Hanna Paulsberg Concept
Himmel Over Hav
Hanna Paulsberg (s, comp), Oscar Grönberg (p), Trygve Waldemar Fiske (b), Hans Hulbækmo (d), Elin Rosseland (voc)
Label / Distribution : Grappa
Ce cinquième album de la formation Hanna Paulsberg Concept se distingue par l’apparition d’Elin Rosseland. Depuis l’enfance, Hanna Paulsberg vénérait cette chanteuse qui se produisait dans les années 80 avec le groupe Kix en compagnie de son père le batteur Håkon Paulsberg et le bassiste Johannes Eick. Après une tournée de rodage en 2023 dans les clubs de jazz norvégiens, Himmel Over Hav a vu le jour et se différencie nettement des disques précédents par la présence de la vocaliste.
L’élégance du phrasé d’Hanna Paulsberg contribue beaucoup à la réussite du disque. Comme toujours, elle réussit à captiver par la simplicité avec laquelle elle aborde la complexité thématique, ce qui demeure une tâche toujours difficile à réaliser. Bien souvent, on pense à Ben Webster, à Stan Getz. La décontraction avec laquelle les notes du saxophone ténor surgissent et s’accolent aux mélodies témoigne d’une intelligence musicale rare. « Som En Fortelling » pourrait être l’un des nombreux standards américains du vingtième siècle avec sa construction harmonique aboutie. Aucune précipitation, le saxophone et le piano atteignent en chœur une puissance expressive, bien soutenus par les notes graves de la contrebasse et des balais qui effleurent les toms de la batterie. Elin Rosseland entre alors dans la danse après quatre minutes et le quintet atteint subitement une perfection orchestrale éclatante.

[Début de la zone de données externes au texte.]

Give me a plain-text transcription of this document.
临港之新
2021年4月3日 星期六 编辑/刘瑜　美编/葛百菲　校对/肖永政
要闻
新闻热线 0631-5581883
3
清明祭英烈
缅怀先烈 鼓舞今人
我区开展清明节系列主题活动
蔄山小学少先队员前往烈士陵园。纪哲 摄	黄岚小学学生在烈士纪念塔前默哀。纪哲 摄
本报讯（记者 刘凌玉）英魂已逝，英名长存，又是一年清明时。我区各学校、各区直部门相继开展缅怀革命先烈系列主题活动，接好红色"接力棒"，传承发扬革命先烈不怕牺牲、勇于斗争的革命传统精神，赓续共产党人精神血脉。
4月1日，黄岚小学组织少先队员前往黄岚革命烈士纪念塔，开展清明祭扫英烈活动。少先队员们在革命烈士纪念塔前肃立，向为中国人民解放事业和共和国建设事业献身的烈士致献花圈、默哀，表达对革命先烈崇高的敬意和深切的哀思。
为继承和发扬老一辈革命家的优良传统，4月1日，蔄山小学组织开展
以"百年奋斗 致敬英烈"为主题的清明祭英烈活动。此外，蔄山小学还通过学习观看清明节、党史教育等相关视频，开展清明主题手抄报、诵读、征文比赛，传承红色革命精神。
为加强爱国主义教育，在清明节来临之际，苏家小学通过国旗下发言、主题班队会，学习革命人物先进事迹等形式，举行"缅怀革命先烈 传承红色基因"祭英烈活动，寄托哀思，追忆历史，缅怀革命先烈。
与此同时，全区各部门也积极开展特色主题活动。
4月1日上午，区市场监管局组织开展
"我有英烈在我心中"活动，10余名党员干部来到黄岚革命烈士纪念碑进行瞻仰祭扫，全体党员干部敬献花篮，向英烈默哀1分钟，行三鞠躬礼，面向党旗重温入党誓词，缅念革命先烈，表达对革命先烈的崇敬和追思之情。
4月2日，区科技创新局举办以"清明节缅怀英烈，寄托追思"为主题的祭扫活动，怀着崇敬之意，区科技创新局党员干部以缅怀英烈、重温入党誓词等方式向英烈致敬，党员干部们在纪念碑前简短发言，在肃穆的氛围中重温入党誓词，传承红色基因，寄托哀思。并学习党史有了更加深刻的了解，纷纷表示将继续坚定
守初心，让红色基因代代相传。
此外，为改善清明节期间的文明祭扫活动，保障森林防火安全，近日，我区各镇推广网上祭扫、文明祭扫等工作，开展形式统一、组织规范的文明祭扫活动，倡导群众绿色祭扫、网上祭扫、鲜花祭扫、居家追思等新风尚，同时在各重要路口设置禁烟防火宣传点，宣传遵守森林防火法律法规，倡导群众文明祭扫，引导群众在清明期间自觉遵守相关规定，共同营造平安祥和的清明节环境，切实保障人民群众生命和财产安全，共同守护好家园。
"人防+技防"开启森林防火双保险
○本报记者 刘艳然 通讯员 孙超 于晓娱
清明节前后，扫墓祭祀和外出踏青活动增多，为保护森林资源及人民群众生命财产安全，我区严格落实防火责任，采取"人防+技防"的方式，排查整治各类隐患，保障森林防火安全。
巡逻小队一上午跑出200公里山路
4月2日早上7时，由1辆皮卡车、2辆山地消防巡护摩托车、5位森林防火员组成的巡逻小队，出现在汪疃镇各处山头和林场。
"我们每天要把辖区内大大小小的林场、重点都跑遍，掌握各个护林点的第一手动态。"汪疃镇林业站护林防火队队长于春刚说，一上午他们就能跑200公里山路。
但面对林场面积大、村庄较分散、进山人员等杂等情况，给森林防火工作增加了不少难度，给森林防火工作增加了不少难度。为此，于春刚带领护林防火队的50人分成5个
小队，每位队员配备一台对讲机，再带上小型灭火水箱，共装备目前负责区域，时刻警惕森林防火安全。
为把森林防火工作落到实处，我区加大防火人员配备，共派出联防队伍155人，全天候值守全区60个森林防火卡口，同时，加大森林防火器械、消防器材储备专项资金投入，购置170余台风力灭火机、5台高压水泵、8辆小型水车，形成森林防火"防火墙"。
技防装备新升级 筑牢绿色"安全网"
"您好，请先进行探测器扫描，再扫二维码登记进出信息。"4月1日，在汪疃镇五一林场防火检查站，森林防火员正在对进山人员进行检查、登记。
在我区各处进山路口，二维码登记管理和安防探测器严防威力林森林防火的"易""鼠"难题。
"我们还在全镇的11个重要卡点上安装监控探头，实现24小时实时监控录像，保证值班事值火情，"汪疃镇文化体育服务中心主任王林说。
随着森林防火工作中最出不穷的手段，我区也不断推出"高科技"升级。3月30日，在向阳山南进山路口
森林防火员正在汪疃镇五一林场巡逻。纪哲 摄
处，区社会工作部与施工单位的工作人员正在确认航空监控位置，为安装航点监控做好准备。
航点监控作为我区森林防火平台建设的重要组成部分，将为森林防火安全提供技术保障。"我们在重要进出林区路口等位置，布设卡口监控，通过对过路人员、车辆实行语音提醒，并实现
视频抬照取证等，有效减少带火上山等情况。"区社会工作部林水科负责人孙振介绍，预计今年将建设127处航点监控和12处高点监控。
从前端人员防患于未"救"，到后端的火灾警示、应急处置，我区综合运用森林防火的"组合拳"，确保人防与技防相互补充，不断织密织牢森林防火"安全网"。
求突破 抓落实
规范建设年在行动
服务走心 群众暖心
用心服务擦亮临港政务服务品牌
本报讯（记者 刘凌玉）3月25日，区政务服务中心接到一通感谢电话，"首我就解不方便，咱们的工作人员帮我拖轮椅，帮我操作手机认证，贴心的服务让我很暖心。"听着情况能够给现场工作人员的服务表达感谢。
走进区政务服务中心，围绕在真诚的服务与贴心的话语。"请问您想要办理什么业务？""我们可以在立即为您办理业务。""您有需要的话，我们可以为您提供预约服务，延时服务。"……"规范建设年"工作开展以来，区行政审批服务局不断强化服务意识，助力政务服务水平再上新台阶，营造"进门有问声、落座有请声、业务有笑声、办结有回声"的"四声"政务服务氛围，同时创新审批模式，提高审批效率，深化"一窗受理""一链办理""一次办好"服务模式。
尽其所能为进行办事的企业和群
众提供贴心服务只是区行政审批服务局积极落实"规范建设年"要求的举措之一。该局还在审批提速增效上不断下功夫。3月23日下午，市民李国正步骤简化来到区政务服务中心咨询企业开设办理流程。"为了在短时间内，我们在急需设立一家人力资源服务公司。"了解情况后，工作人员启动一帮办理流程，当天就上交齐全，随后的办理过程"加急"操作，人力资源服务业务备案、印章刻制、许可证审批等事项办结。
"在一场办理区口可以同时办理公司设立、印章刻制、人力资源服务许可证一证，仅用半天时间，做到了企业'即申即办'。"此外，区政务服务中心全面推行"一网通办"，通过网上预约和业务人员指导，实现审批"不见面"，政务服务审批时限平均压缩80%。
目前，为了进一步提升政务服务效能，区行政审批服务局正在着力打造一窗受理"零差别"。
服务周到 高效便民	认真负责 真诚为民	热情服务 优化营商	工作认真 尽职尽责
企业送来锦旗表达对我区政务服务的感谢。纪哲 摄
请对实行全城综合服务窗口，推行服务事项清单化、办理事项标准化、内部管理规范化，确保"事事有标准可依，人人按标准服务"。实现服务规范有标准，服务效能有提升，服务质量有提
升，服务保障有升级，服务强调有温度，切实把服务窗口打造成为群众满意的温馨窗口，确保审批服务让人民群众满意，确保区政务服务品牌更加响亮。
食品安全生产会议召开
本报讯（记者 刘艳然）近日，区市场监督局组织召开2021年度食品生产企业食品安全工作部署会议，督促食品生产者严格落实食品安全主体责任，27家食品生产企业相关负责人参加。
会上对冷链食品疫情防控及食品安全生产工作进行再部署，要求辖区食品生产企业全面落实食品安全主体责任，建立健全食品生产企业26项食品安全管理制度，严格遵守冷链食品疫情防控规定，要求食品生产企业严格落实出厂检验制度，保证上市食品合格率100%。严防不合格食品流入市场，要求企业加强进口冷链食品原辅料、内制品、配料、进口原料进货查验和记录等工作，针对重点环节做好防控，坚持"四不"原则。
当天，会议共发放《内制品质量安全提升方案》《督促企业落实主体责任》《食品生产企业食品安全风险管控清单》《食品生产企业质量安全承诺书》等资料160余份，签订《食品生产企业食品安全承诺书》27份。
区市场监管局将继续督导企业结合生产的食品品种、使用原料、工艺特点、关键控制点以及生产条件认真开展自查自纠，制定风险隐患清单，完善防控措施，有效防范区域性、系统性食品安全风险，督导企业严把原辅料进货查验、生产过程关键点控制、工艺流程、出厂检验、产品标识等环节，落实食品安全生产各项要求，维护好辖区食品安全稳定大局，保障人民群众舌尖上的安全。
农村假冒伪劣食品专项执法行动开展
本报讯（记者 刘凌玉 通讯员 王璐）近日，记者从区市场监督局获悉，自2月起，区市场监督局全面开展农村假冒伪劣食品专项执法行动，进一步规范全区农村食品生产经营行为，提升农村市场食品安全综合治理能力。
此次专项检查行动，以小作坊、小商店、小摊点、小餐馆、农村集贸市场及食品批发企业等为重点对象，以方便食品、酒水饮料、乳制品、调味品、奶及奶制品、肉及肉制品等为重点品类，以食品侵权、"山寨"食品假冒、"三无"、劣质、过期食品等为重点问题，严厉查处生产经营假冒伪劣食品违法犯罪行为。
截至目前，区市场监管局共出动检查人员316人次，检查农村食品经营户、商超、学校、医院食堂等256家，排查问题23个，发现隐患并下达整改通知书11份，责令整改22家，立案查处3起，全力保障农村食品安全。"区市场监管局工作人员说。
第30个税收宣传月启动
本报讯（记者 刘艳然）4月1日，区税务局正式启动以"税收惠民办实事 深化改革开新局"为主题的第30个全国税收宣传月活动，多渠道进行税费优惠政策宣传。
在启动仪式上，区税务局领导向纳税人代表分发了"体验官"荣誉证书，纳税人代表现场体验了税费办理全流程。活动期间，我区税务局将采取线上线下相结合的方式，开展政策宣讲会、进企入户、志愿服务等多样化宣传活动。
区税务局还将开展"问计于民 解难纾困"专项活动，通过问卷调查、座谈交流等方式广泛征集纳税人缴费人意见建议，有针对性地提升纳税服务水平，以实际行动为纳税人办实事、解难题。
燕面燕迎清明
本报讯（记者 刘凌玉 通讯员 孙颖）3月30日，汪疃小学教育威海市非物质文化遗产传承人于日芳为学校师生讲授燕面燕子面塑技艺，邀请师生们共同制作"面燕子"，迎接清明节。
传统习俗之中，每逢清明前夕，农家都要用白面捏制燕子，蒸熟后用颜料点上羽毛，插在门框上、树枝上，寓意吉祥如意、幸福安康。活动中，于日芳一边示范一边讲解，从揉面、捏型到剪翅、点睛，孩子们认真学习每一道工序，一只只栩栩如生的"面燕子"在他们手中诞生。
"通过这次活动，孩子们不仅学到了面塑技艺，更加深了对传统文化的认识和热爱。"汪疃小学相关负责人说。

Dans la lignée de Norma Winstone et de sa compatriote norvégienne Karin Krog, la tessiture vocale d’Elin Rosseland est charmeuse, « Himmel Over Hav » révèle une qualité de timbre qui s’unit à l’atmosphère féérique du morceau. Susurré par la voix diaphane et rehaussé par les instrumentistes, « Gå » nous plonge dans une atmosphère troublante qui contraste avec la texture musclée de « Farao ».
La sensibilité dont font preuve Hanna Paulsberg et Elin Rosseland dans Himmel Over Hav résulte d’une constance poétique. Mais rien ne serait profondément accompli sans le pianiste Oscar Grönberg, le contrebassiste Trygve Waldemar Fiske et le batteur Hans Hulbækmo, tous pleinement investis dans cet album imposant.